Este balançar na reflexão, o assustar-se perante as suas consequências, não se deve de modo nenhum só à falta daquela conceptualidade desenvolvida apenas mais tarde na crítica da economia política. Antes de mais Marx faz nolens volens uma inconfessada concessão ao ímpeto do movimento operário em formação, que ele precisava de considerar destinatário da sua teoria e força histórica para a abolição do capitalismo (como seu “coveiro”). Com uma força irresistível impôs-se-lhe portanto a exigência de não estragar à partida as suas relações com este “sujeito” social, de modo que ele não denunciasse definitivamente a sua “missão” histórica de assumir a cidadania, participando na “vontade geral” transcendental a priori. Portanto, Marx teve de relativizar mais uma vez a crítica radical da estatalidade e da “politização”.

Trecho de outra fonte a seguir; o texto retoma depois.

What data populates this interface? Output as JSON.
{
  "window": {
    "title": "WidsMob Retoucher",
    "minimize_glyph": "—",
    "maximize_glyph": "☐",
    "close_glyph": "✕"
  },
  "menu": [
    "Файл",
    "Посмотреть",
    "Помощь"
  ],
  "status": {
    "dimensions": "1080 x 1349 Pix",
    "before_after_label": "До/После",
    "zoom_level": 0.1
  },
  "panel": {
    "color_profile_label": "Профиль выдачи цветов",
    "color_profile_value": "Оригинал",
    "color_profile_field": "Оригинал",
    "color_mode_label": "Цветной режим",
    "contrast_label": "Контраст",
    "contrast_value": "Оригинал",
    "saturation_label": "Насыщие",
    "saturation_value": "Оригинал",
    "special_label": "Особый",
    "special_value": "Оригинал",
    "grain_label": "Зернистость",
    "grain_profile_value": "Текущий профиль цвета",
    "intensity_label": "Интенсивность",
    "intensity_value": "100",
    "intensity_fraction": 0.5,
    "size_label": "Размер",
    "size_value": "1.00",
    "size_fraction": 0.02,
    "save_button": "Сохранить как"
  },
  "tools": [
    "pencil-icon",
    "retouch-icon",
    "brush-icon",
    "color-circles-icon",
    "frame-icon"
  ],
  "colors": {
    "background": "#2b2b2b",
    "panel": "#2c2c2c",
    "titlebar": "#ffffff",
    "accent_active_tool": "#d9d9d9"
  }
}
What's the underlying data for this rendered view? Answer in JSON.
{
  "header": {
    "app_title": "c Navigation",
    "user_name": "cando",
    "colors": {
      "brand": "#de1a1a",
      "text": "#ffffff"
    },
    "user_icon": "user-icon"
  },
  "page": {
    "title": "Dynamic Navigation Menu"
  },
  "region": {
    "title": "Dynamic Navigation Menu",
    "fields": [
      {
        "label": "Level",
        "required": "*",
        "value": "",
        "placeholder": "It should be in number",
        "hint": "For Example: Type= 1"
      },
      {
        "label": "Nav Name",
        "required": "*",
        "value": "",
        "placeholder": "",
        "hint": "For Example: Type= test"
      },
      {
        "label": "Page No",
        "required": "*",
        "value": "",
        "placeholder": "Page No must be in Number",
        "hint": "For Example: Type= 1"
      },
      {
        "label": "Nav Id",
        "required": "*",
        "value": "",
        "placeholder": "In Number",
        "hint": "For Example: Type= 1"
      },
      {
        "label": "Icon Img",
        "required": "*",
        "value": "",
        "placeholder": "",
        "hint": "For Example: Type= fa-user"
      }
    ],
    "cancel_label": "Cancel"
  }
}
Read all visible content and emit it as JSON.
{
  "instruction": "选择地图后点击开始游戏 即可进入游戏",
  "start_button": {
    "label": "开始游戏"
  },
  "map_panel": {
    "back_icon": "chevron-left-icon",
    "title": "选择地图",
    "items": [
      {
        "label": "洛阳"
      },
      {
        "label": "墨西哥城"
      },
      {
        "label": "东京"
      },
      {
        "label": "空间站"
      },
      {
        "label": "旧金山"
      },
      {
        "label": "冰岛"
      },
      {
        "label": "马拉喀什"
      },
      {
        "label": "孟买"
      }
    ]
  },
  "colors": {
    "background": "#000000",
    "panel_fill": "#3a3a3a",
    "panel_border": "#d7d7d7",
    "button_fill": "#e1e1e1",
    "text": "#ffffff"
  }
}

Para se afastar desta questão teórica, Marx procura, através de um jogo de palavras formal de dialéctica positiva, consumar uma manobra de diversão na metafísica hegeliana da história e do progresso, virada de modo meramente “materialista”, mas não suplantada: “Não há dúvida que a emancipação política representa um grande progresso; embora não seja a última etapa da emancipação humana em geral, ela é a última forma de emancipação humana no interior da actual ordem mundial” (A Questão Judaica, destaque de Marx). A ideia inicial, de que é precisamente a “revolução política” em si e como tal que desde logo transforma definitivamente a socialização negativa através do capital na “base natural” da vida dos indivíduos, é aqui torcida no sentido de uma “necessidade histórica” precisamente dessa revolução política, ou generalização da cidadania, a qual de repente surge como “progresso” (ainda que limitado). Assim se afasta Marx novamente do ponto de vista de que a entrada nas formas da estatalidade e da política (portanto neste aspecto formal da “vontade geral” transcendental) equivale a enjaular-se naquela falsa “base natural”, forçando a consciência apenas à correspondente “emancipação” afirmativa de que se lembrou Kant. Daí que se torna agora, simultaneamente, uma mera “meia emancipação política” (A Questão Judaica), que supostamente seria para “acabar” enquanto negação dos seus próprios pressupostos e consequentemente de si mesma – uma contradição em si; não, porém, na realidade, mas sim na reflexão de Marx, na qual o cavalo da ideologia da modernização toma aqui o freio nos dentes.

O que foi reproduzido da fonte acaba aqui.